No es el caso de España, que multiplica por ocho sus habitantes y está situada entre dos mares hoy políticamente calientes, no como los fríos Báltico y Mar del Norte, sino entre el Atlántico y un Mediterráneo lleno de cadáveres y peligros, que hace frontera entre la Unión Europea y un África convulsa. En ello debió pensar el presidente Obama cuando vino a España -más vale tarde que nunca- a finales de su mandato y en unos días conflictivos en su país. Quizá Obama tuviese, al iniciar su mandato, cierta tendencia a creer en el limbo de Fukuyama. Pero es, ante todo, el presidente de la potencia que hace posible que experiencias demoliberales, como la de Dinamarca, se desarrollen pacíficamente y sin riesgos. Obama sabe que la estrategia de su país está por encima del partidismo -“no depende de qué partido esté en el poder"- y que deberá reforzarse si se siguen produciendo dispersiones, como el Brexit, y sigue sin cortarse la sangría del fanatismo islámico que recuerda el perfil salvaje de algunos viejos conflictos que se apellidaron como “coloniales” cuando eran luchas entre la civilización y la barbarie.

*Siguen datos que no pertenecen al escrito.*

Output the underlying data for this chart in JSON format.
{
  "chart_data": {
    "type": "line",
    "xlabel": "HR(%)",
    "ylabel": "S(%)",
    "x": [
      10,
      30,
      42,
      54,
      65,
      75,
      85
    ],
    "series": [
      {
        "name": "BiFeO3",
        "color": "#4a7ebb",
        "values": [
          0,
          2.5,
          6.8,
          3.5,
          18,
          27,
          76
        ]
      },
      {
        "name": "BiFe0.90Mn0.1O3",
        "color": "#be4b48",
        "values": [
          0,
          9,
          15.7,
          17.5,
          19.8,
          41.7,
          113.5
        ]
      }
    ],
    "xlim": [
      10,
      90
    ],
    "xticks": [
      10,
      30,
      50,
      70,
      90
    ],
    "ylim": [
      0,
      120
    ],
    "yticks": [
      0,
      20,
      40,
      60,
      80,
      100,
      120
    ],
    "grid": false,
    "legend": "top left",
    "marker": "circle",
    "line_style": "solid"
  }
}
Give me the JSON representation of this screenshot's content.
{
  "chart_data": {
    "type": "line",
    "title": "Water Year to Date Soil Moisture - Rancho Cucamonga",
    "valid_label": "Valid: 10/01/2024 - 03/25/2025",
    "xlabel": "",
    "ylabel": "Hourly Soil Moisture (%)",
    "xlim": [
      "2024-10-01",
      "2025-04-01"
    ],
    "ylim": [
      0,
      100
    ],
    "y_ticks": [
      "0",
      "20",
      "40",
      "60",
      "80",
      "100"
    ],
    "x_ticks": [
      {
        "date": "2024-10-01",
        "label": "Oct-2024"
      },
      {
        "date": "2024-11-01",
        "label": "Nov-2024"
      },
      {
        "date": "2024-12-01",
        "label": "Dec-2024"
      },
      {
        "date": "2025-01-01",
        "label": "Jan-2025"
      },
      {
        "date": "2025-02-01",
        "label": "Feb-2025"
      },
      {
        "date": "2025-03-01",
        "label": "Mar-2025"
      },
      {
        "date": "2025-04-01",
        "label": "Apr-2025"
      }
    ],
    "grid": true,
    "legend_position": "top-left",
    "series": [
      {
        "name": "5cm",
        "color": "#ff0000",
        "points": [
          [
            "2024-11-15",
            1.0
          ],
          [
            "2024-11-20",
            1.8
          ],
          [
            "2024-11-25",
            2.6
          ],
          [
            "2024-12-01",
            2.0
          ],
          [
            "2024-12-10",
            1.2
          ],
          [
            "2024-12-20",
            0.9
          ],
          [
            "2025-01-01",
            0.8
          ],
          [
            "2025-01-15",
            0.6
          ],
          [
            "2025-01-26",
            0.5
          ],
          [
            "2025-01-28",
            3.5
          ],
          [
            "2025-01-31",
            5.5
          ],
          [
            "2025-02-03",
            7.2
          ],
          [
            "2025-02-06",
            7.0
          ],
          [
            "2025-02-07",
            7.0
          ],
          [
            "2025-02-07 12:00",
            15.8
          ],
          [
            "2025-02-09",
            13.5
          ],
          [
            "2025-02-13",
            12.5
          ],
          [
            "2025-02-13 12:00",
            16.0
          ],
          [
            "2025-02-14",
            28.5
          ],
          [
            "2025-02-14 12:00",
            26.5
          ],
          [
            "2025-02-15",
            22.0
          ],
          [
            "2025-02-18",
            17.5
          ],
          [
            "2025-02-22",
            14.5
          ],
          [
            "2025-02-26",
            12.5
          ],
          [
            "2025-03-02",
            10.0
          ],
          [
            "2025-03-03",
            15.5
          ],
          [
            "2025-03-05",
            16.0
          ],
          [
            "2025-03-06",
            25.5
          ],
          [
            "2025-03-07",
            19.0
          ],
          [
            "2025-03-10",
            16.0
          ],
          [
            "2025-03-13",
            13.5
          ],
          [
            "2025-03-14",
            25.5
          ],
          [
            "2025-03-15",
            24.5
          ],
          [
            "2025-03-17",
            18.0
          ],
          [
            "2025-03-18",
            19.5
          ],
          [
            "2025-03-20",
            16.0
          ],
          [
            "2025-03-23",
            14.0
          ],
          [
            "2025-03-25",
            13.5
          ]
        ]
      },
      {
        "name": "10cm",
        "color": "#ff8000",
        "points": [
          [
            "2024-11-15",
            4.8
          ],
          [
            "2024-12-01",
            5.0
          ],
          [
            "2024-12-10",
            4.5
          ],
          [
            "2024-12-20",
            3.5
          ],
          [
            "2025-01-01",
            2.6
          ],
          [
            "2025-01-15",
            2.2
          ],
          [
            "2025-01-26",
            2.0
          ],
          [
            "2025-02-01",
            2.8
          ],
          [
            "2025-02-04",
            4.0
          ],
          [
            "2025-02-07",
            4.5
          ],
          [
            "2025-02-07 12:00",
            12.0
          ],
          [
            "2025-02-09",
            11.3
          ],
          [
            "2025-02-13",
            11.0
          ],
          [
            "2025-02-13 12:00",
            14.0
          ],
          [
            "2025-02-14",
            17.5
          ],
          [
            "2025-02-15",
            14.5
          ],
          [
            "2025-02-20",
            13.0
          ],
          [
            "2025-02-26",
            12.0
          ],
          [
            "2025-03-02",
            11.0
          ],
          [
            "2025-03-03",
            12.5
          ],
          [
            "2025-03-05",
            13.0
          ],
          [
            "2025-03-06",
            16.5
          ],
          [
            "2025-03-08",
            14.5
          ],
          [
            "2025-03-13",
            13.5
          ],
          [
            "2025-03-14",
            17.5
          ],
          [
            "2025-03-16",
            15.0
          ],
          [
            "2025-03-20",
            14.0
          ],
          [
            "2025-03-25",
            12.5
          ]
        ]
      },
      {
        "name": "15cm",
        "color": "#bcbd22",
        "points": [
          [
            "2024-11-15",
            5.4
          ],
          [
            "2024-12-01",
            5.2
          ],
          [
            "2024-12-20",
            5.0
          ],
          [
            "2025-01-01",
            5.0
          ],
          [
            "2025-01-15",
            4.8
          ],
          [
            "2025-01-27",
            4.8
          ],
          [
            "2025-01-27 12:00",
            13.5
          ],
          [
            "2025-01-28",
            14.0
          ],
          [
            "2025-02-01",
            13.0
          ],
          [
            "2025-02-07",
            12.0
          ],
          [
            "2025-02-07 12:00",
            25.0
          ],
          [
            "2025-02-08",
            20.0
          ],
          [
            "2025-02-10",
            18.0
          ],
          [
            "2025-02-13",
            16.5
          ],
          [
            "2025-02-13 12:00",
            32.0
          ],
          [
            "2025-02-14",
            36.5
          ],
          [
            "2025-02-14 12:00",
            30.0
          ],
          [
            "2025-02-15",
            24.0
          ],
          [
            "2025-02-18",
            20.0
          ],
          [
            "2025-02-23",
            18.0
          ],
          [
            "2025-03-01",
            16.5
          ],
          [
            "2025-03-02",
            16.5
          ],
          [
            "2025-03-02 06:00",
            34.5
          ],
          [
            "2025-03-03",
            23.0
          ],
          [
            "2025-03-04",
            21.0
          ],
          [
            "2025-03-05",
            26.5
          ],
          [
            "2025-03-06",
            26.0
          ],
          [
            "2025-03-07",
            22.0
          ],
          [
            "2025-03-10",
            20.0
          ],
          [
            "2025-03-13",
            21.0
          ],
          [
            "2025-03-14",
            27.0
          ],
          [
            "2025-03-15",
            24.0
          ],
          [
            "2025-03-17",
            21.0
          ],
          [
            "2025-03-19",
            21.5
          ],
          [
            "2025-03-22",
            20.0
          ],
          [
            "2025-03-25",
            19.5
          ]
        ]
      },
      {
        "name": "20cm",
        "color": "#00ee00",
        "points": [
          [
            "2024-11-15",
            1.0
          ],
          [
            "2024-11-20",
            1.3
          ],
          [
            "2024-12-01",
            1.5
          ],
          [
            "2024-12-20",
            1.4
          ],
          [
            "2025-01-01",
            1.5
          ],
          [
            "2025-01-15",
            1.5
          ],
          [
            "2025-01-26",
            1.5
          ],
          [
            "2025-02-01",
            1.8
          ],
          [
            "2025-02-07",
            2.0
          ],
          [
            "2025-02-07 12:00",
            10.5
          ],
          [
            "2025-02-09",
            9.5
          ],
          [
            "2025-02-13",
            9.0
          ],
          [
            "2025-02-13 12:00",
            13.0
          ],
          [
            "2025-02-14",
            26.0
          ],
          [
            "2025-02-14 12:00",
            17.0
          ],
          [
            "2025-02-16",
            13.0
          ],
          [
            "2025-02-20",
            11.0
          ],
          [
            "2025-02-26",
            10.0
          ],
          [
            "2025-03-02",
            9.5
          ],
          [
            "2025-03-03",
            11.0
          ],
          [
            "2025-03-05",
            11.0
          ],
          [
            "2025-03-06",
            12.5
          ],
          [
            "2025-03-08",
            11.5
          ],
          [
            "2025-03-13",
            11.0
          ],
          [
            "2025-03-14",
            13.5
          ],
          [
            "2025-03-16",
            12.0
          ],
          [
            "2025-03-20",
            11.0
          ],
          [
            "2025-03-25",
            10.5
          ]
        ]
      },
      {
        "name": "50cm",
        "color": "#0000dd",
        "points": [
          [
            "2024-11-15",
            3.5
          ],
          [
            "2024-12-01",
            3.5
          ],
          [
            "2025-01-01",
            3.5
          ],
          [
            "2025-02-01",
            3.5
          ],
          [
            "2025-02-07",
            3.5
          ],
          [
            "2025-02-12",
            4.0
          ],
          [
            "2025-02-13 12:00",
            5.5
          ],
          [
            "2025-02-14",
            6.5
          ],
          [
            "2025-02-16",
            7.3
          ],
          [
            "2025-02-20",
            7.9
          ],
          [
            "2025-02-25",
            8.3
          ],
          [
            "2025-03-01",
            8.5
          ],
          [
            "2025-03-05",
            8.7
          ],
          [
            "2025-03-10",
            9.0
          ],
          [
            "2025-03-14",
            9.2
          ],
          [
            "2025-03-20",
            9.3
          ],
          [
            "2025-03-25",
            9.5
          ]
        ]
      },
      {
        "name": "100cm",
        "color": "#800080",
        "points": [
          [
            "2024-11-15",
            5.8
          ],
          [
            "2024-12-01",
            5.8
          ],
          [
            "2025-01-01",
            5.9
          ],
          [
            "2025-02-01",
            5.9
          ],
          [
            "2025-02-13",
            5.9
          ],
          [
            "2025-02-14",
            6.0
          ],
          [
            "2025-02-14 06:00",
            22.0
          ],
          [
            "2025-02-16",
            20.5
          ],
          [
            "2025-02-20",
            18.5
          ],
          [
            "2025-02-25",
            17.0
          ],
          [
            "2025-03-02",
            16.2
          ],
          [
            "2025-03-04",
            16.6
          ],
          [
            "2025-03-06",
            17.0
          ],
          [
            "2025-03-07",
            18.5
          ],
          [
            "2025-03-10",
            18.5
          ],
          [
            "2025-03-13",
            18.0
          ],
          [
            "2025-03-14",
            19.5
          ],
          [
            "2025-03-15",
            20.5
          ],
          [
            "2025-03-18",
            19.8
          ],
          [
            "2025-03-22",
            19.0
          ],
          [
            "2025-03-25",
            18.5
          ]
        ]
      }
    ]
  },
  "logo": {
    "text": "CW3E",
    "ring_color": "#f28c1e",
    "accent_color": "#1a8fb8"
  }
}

Obama, acertadamente, y obligado por las circunstancias, centró su escueta visita a España en dos símbolos, el Palacio Real y la Base Aeronaval de Rota, claves permanentes del compromiso ineludible con la libertad de una España aliada a Estados Unidos. España, como pieza tradicional de compromiso entre Estados Unidos y Europa no es una inocente Dinamarca dormida en el “ser o no ser” de su legendario príncipe Hamlet. Aunque la visita se realizó en tiempo de gobierno “en funciones”, se sabe que aquí no habrá, ni puede haber cambio de función militar. Esto solo se lo debió creer ese joven personaje, con aspecto de un Hamlet shakespeariano llamado Pablo Iglesias que, en su olvidado encuentro saludo le llevó un libro sobre brigadistas internacionales. Como si en Estados Unidos no conociesen la ficha totalitaria de aquellos brigadistas internacionales organizados desde el Moscú entonces comunista. Detrás del Hamlet “podemita” flotaba la sombra del espectro ceniciento del general Rodríguez, derrotado en dos batallas electorales sucesivas, soplándole aquello de que los ejércitos europeos no debían ser mandados por generales americanos. En aquellos mismos días Iglesias alzó “por aclamación” -¡no podía ser de otra manera!- al famoso general jubilado como “invitado permanente” del Consejo Ciudadano, encargado de definir una política de defensa distinta a la actual de la OTAN. Quizá una política más parecida a la de los “brigadistas”, la de los viejos camaradas, como si no la conociesen en el Pentágono, archivada en una carpeta en la que, ahora podrán añadir la olvidada fotografía de la entrevista con el hombre de la coleta.

Gabriel Elorriaga F.

Ex diputado y ex senador

Gabriel Elorriaga F. fue diputado y senador español por el Partido Popular. Fue director del gabinete de Manuel Fraga cuando éste era ministro de Información y Turismo. También participó en la fundación del partido Reforma Democrática. También ha escrito varios libros, tales como 'Así habló Don Quijote', 'Sed de Dios', 'Diktapenuria', 'La vocación política', 'Fraga y el eje de la transición' o 'Canalejas o el liberalismo social'.